Tuesday, September 18, 2012

My summer garden

This is the third summer (wow!) that I've had a garden at DG. It's a great spot as it's super sunny and there's plenty of room. You might remember that we (and by we, I mean M) did a lot of new irrigation this spring, for both the orchard and dahlia garden (both new this year) as well as to the garden (improvements over last year).

I've always planted a few flowers in the vegetable garden proper, and this summer I expanded what I'd done in the past. I started with a couple nursery sunflowers, then one 6-pack of Zinnias, and then a lot of volunteer Cosmos came up.
1 of 2 Sunflowers from the nursery.
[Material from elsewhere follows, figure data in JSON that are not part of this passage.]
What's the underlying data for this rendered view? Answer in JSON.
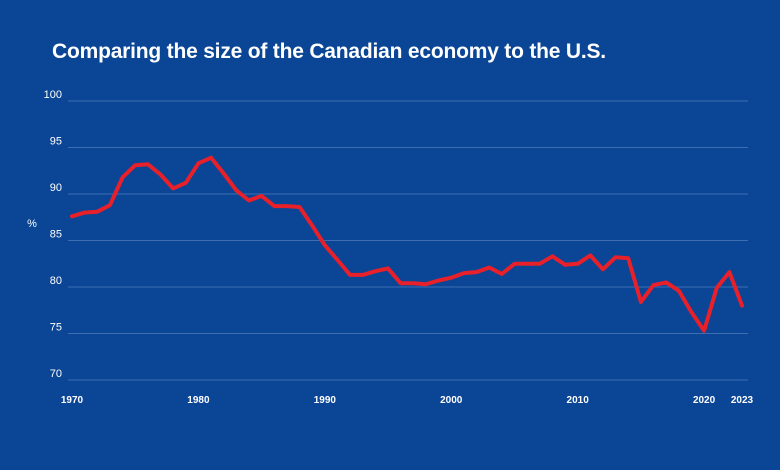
{
  "chart_data": {
    "type": "line",
    "title": "Comparing the size of the Canadian economy to the U.S.",
    "xlabel": "",
    "ylabel": "%",
    "ylim": [
      70,
      100
    ],
    "yticks": [
      70,
      75,
      80,
      85,
      90,
      95,
      100
    ],
    "xlim": [
      1970,
      2023
    ],
    "xticks": [
      1970,
      1980,
      1990,
      2000,
      2010,
      2020,
      2023
    ],
    "grid": true,
    "line_color": "#e8202a",
    "background_color": "#0a4596",
    "series": [
      {
        "x": [
          1970,
          1971,
          1972,
          1973,
          1974,
          1975,
          1976,
          1977,
          1978,
          1979,
          1980,
          1981,
          1982,
          1983,
          1984,
          1985,
          1986,
          1987,
          1988,
          1989,
          1990,
          1991,
          1992,
          1993,
          1994,
          1995,
          1996,
          1997,
          1998,
          1999,
          2000,
          2001,
          2002,
          2003,
          2004,
          2005,
          2006,
          2007,
          2008,
          2009,
          2010,
          2011,
          2012,
          2013,
          2014,
          2015,
          2016,
          2017,
          2018,
          2019,
          2020,
          2021,
          2022,
          2023
        ],
        "values": [
          87.6,
          88.0,
          88.1,
          88.8,
          91.8,
          93.1,
          93.2,
          92.1,
          90.6,
          91.2,
          93.3,
          93.9,
          92.2,
          90.4,
          89.3,
          89.8,
          88.7,
          88.7,
          88.6,
          86.6,
          84.5,
          82.9,
          81.3,
          81.3,
          81.7,
          82.0,
          80.4,
          80.4,
          80.3,
          80.7,
          81.0,
          81.5,
          81.6,
          82.1,
          81.4,
          82.5,
          82.5,
          82.5,
          83.3,
          82.4,
          82.5,
          83.4,
          81.9,
          83.2,
          83.1,
          78.4,
          80.2,
          80.5,
          79.6,
          77.3,
          75.3,
          79.9,
          81.6,
          78.0
        ]
      }
    ]
  }
}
Each plant had dozens



























It was looking great. 
Zinnias: so much bang for my measly 6-pack buck!





















Volunteer Cosmos--love them







































I kind of fell a little bit in love with the sunflowers, so I bought a couple packets of seeds and planted them in July. Felt kinda late, but it was a cheap risk. And here's what I got--though none of them are as tall or girthy-stemmed as the transplants from the nursery, they are so darn cheery. They make me happy.









































































At least these flowers have been a success. The vegetable portion of the garden has been a mixed bag. The cherry tomatoes (1 yellow, 1 red, 1 orange) are doing reliably well (all except for one). The regular sized tomatoes are unhealthy and not bearing very well. The peppers (jalapenos and serranos) are bearing well, but they're so tiny that a couple of the "bushes" have only 2 peppers each (the whole plants are only about 8 inches tall). The squash is the only thing that's going gangbusters--and there only one of the two. The yellow straightneck has not bourne a single pick-worthy specimen. The other one, some kind of light green-skinned slightly rounded end zucchini-like fellow is trying to singlehandedly feed the world.
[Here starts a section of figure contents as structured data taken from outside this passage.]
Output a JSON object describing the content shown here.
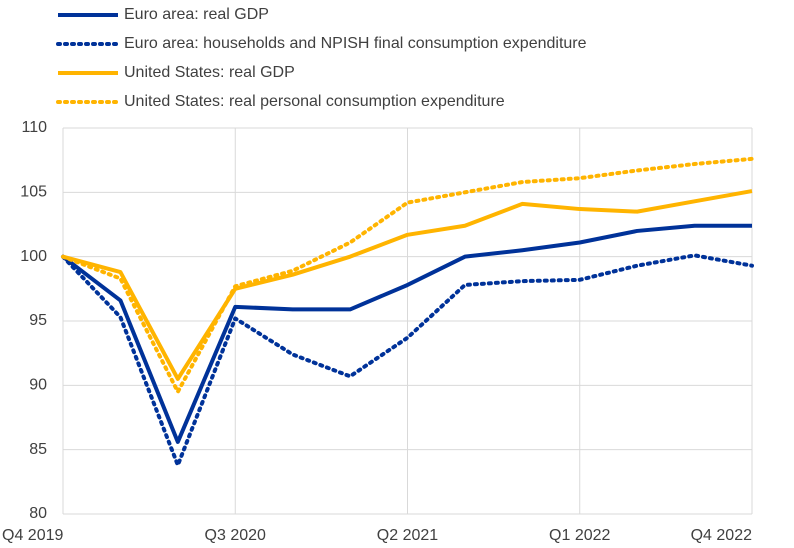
{
  "chart_data": {
    "type": "line",
    "categories": [
      "Q4 2019",
      null,
      null,
      "Q3 2020",
      null,
      null,
      "Q2 2021",
      null,
      null,
      "Q1 2022",
      null,
      null,
      "Q4 2022"
    ],
    "series": [
      {
        "name": "Euro area: real GDP",
        "color": "#003299",
        "dash": "solid",
        "values": [
          100,
          96.6,
          85.6,
          96.1,
          95.9,
          95.9,
          97.8,
          100.0,
          100.5,
          101.1,
          102.0,
          102.4,
          102.4
        ]
      },
      {
        "name": "Euro area: households and NPISH final consumption expenditure",
        "color": "#003299",
        "dash": "dotted",
        "values": [
          100,
          95.3,
          83.8,
          95.2,
          92.4,
          90.7,
          93.7,
          97.8,
          98.1,
          98.2,
          99.3,
          100.1,
          99.3
        ]
      },
      {
        "name": "United States: real GDP",
        "color": "#ffb400",
        "dash": "solid",
        "values": [
          100,
          98.8,
          90.5,
          97.5,
          98.6,
          100.0,
          101.7,
          102.4,
          104.1,
          103.7,
          103.5,
          104.3,
          105.1
        ]
      },
      {
        "name": "United States: real personal consumption expenditure",
        "color": "#ffb400",
        "dash": "dotted",
        "values": [
          100,
          98.3,
          89.5,
          97.7,
          98.9,
          101.1,
          104.2,
          105.0,
          105.8,
          106.1,
          106.7,
          107.2,
          107.6
        ]
      }
    ],
    "ylim": [
      80,
      110
    ],
    "yticks": [
      80,
      85,
      90,
      95,
      100,
      105,
      110
    ],
    "grid": true
  }
}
We think that our amendments in the raised beds cause too much of the water to filter through too quickly. The irrigation system is working well, but to combat our super-clay-ey soil, we added lots of amendments, and apparently not enough native soil. Poor little plants are doing their best, but in some cases, they've just struggled for months.

Next year will be different on several fronts: it should be much easier to tend since we'll be living there and it won't be a drive out there after work to harvest, weed, etc; we plan to re-design the layout of the garden and will either remove the raised beds, or re-dig them. One thing that won't change is to have abundant flowers in the veggie garden. It's such a happy place to be!